The only new year’s resolution I’ve ever made and then kept was the one I made last year to publish my novel Monster Talk in 2012. But I think I was cheating because the decision to do the thing was made before the close of 2011 by a couple of days–so the ball was in motion and there was very little I could do to stop it, even if I wanted to. I mean, I could have dropped the ball at any point in the process, but I didn’t, and there was lots of work to do around revision and editing and proofreading and arranging art that kept me busy all the way into spring of 2012. That was an impressive resolution to make, though, the results of which were public and out there in the open for all to see, unlike most resolutions people make to drink less or eat less or lose weight or be nice–things that are very difficult for anyone other than the person making the resolution to see or keep track of.
So, I’m having some difficulty this year thinking of a suitable resolution. Maybe I will resolve this year to make no resolutions. Isn’t it true that people, on the whole, do things they really want to do, achieve the things they really want to achieve, and those things they don’t want to do or achieve, even if they’re really good for them, don’t get done–whether a resolution is made or not? Maybe deep down I don’t want to drink less, eat less, lose weight, or be nice. And most of the things I might resolve to do in 2013 (write more, finish the draft of the new novel, read more, record more, stress less, meditate)–these things just might happen anyway. But perhaps, even when a resolution is not kept, in part or in full, there is still some value in resolving to do something in the new year. Just saying the words–especially in earshot of someone who might notice or care–might be worth doing.

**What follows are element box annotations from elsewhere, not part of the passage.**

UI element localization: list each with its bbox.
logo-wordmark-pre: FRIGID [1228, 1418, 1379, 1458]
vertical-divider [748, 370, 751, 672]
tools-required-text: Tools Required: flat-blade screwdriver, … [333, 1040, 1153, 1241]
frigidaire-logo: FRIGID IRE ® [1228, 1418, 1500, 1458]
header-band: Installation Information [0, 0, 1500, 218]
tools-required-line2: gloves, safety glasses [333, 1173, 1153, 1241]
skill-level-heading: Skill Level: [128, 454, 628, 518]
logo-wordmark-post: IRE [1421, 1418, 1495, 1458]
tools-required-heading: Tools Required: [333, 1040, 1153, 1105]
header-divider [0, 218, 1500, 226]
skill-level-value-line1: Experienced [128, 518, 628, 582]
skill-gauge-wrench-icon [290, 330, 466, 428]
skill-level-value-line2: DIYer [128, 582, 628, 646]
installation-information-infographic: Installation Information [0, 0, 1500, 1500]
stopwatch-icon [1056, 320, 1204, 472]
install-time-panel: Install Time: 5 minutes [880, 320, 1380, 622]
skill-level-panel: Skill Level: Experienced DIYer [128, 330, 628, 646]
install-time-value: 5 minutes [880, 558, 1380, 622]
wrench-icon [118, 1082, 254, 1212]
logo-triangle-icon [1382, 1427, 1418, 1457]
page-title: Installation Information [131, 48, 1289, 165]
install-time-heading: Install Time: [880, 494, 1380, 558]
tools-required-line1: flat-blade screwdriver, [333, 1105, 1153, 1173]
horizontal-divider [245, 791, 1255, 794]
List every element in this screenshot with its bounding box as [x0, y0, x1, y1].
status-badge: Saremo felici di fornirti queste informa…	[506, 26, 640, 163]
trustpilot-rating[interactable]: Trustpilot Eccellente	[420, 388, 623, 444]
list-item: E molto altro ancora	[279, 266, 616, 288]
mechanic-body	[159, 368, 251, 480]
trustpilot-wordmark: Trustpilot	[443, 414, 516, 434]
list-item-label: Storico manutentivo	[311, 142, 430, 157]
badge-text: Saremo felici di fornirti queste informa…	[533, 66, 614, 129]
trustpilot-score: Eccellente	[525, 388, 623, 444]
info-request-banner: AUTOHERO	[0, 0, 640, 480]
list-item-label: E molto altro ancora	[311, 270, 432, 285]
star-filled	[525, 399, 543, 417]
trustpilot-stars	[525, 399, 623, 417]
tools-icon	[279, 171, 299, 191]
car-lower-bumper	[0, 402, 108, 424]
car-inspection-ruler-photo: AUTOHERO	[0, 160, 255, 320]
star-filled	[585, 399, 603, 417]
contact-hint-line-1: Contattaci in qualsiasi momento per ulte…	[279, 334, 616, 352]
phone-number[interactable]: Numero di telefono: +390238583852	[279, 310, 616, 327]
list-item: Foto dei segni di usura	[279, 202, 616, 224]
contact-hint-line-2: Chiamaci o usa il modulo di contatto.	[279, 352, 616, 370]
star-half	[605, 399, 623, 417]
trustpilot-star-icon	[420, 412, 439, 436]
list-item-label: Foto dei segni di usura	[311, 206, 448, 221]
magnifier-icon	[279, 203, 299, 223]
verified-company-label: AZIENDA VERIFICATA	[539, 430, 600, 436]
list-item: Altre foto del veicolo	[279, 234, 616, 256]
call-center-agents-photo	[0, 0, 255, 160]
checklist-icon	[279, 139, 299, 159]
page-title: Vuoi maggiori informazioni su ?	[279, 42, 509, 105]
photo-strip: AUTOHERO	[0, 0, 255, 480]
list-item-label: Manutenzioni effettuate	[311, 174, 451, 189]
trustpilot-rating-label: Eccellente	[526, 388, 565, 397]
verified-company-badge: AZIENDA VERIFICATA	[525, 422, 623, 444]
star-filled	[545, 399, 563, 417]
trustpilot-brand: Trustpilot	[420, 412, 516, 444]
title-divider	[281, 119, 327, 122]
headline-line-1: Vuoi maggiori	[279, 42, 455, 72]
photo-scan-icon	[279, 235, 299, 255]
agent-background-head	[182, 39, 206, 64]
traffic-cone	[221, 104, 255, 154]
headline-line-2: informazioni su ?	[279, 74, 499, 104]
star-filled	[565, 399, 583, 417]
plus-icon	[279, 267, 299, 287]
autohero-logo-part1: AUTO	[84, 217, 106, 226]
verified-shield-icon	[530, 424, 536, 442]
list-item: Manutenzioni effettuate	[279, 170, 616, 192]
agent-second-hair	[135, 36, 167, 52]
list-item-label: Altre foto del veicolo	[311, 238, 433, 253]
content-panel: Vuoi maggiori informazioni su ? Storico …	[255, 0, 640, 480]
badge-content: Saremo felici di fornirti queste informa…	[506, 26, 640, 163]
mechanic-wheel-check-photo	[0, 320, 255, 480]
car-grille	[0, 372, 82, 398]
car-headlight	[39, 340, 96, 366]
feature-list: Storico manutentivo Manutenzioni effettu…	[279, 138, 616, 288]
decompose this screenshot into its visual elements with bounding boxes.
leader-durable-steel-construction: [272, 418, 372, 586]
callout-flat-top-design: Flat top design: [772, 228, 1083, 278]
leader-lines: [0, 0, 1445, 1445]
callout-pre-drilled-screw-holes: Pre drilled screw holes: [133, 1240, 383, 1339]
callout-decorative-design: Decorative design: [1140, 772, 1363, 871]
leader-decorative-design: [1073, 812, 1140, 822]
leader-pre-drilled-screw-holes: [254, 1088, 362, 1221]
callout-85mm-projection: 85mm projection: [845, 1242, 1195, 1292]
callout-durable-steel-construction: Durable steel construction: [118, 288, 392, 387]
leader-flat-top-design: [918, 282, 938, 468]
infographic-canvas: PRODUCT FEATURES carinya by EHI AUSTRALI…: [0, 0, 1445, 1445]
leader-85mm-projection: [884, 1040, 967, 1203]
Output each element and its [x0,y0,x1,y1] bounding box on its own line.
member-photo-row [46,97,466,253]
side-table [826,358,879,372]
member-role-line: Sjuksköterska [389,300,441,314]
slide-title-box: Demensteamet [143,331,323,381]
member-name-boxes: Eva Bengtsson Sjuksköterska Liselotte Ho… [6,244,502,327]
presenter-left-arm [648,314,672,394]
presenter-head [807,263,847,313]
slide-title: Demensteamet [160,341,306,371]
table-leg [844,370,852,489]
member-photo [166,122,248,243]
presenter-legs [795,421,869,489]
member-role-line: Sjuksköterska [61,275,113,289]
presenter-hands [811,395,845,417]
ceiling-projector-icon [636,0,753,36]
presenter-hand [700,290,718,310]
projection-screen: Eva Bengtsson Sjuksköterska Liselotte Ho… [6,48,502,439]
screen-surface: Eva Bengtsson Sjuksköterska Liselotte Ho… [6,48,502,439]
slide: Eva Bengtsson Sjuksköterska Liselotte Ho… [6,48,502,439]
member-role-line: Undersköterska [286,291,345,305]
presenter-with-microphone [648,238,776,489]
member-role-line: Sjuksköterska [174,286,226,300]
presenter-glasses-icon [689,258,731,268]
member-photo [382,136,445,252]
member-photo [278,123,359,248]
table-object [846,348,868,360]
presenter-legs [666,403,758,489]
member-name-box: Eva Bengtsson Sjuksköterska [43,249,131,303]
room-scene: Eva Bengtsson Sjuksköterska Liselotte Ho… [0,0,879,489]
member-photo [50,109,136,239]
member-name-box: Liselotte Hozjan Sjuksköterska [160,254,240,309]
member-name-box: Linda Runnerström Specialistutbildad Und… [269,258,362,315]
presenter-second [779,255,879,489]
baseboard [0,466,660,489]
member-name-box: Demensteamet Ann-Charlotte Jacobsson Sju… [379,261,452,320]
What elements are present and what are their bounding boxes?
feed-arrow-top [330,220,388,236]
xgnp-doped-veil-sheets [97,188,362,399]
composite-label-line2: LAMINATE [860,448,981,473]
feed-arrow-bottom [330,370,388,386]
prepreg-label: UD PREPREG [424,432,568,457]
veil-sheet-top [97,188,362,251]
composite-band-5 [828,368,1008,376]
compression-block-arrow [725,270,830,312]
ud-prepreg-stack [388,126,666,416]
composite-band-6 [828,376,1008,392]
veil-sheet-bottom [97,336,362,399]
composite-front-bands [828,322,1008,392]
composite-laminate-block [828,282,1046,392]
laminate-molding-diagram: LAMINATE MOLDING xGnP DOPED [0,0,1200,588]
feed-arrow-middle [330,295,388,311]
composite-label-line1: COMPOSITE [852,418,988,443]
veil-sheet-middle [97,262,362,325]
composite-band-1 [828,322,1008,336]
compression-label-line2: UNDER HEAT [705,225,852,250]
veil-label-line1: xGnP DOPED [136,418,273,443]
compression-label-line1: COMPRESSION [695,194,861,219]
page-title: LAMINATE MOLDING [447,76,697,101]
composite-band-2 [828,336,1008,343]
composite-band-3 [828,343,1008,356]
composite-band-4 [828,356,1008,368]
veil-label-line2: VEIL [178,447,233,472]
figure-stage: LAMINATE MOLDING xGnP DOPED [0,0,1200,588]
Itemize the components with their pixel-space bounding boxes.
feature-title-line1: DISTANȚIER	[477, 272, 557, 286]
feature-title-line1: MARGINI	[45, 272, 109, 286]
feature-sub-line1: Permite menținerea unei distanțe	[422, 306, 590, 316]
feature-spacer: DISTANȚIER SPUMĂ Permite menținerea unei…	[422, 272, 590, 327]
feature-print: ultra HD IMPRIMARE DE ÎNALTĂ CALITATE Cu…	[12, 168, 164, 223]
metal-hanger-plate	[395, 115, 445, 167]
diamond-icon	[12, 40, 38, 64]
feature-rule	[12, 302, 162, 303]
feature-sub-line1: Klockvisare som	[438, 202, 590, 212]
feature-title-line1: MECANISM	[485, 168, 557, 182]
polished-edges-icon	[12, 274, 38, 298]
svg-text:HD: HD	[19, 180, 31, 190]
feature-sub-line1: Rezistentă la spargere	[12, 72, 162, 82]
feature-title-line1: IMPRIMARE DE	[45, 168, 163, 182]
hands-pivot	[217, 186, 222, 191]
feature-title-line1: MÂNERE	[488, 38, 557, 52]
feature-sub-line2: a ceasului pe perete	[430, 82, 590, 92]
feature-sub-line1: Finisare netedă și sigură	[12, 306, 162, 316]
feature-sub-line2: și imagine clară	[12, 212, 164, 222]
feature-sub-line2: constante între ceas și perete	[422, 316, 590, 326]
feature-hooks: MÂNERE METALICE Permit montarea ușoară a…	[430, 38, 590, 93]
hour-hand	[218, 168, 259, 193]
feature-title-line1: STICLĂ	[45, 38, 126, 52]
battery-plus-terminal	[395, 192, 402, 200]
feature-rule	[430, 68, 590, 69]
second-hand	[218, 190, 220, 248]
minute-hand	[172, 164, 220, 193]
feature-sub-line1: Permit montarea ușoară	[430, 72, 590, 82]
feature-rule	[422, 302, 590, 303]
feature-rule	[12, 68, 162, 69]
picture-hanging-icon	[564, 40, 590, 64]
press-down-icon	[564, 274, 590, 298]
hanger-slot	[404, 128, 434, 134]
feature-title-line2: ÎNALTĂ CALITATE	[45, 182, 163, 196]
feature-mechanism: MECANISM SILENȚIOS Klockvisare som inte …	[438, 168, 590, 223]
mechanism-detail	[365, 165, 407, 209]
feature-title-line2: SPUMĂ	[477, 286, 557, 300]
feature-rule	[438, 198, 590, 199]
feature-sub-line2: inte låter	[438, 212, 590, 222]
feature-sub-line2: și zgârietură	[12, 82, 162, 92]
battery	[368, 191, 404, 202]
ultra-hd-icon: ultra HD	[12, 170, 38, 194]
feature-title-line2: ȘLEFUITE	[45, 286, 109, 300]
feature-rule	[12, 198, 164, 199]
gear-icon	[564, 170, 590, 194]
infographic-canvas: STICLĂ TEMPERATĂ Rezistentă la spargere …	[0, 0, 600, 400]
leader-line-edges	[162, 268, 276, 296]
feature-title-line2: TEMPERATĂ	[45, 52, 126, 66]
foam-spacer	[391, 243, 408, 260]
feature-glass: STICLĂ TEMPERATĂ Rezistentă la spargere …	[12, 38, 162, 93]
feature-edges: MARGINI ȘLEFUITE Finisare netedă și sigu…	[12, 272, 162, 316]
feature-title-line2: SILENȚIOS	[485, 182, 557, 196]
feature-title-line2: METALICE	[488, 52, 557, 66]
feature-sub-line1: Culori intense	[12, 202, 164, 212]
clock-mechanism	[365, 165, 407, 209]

It’d be nice, though, wouldn’t it, if resolutions could be more transformational and radical. If resolutions could really shake things up, present real significant challenges, create profound and lasting changes. I imagine that some people accomplish these things with their resolutions, but I bet it’s more likely that these people are transforming their lives or the lives of others through a daily process of working toward some goal, some dream or another–it’s a part of their daily living and their way of being in the world and likely has nothing to do with a promise they made on New Year’s Eve. This is just leading me down a kind of sad path as I realize how little agency I sometimes feel to make radical changes in my life–whether it is about some significant change professionally, creatively, personally, in my relationship to people and things, in how my values reflect or don’t reflect the way I actually live or work. It’s an interesting, profound, and difficult question–if there were no limitations on things you could decide to do or try in the new year, what would you do? What would you try? What’s holding you back? Would it help to make a resolution?